10 Most Unusual Demands By James Bond Actors

Roger Moore demanded a body double for running scenes, and you'll never guess why.

Roger Moore James Bond

The James Bond franchise is such a monumental cinematic empire that it doesn't really seem like there's room for anyone, at any level of production, to make demands about anything.

A Bond film is such a gargantuan undertaking that cast and crew members alike are basically just swept along for the ride after signing on. However, some actors have still daringly hedged their bets and made some rather unexpected requests.

Whether a 007 actor themselves, an iconic villain, or a Bond girl, these 10 James Bond stars all made unexpected, left-field asks either before, during, or even after shooting.

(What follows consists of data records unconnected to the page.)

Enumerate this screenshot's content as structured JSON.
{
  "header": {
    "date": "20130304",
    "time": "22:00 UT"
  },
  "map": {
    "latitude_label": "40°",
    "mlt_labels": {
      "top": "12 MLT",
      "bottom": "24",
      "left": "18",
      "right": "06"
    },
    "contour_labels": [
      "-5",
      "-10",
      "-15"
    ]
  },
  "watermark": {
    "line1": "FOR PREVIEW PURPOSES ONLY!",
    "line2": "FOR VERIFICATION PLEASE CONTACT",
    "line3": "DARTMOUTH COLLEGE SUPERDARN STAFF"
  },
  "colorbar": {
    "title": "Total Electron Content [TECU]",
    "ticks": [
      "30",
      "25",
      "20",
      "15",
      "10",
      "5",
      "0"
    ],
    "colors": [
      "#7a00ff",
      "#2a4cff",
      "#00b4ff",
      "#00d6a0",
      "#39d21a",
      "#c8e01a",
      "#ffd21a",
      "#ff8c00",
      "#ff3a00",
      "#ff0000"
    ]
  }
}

These demands range from entirely reasonable practical ones to more hopeful attempts to have creative input, and then some financial conditions so ridiculous you almost have to respect the audacity.

While none of these unexpected requests paint these actors as massively out-of-control, egocentric divas, it's fair to say that some demands were far more reasonable than others.

And though most working actors would simply be thrilled to have a role in a Bond film, can you really blame this lot for seeing what they could get away with on one of the world's biggest movie franchises?...

10. Not Playing A Religious Terrorist - Rami Malek

Roger Moore James Bond

Rami Malek portrayed the vengeful terrorist Lyutsifer Safin in the recent No Time to Die, though the Oscar-winning actor insisted upon one aspect of his character's motivations during negotiations for the role.

Before he signed on the dotted line, Malek asked for assurances from writer-director Cary Fukunaga that Safin wouldn't be a religiously inclined extremist nor speak in an Arab language.

Malek, the son of Egyptian immigrant parents, has made a concerted effort in recent years to turn down parts where he would portray a terrorist with real-world convictions, feeling that it plays into unfortunate Hollywood stereotypes about actors of Arab heritage. He said in an interview with The Daily Mirror:

"That was one thing that I discussed with Cary. I said, 'We cannot identify him with any act of terrorism reflecting an ideology or a religion. That's not ­something I would entertain, so if that is why I am your choice then you can count me out.' But that was clearly not his vision. So he's a very different kind of terrorist."

Hollywood being Hollywood, it's certainly a reasonable ask, and with No Time to Die being easily the most forward-thinking Bond film to date, Fukunaga duly complied with Malek's request.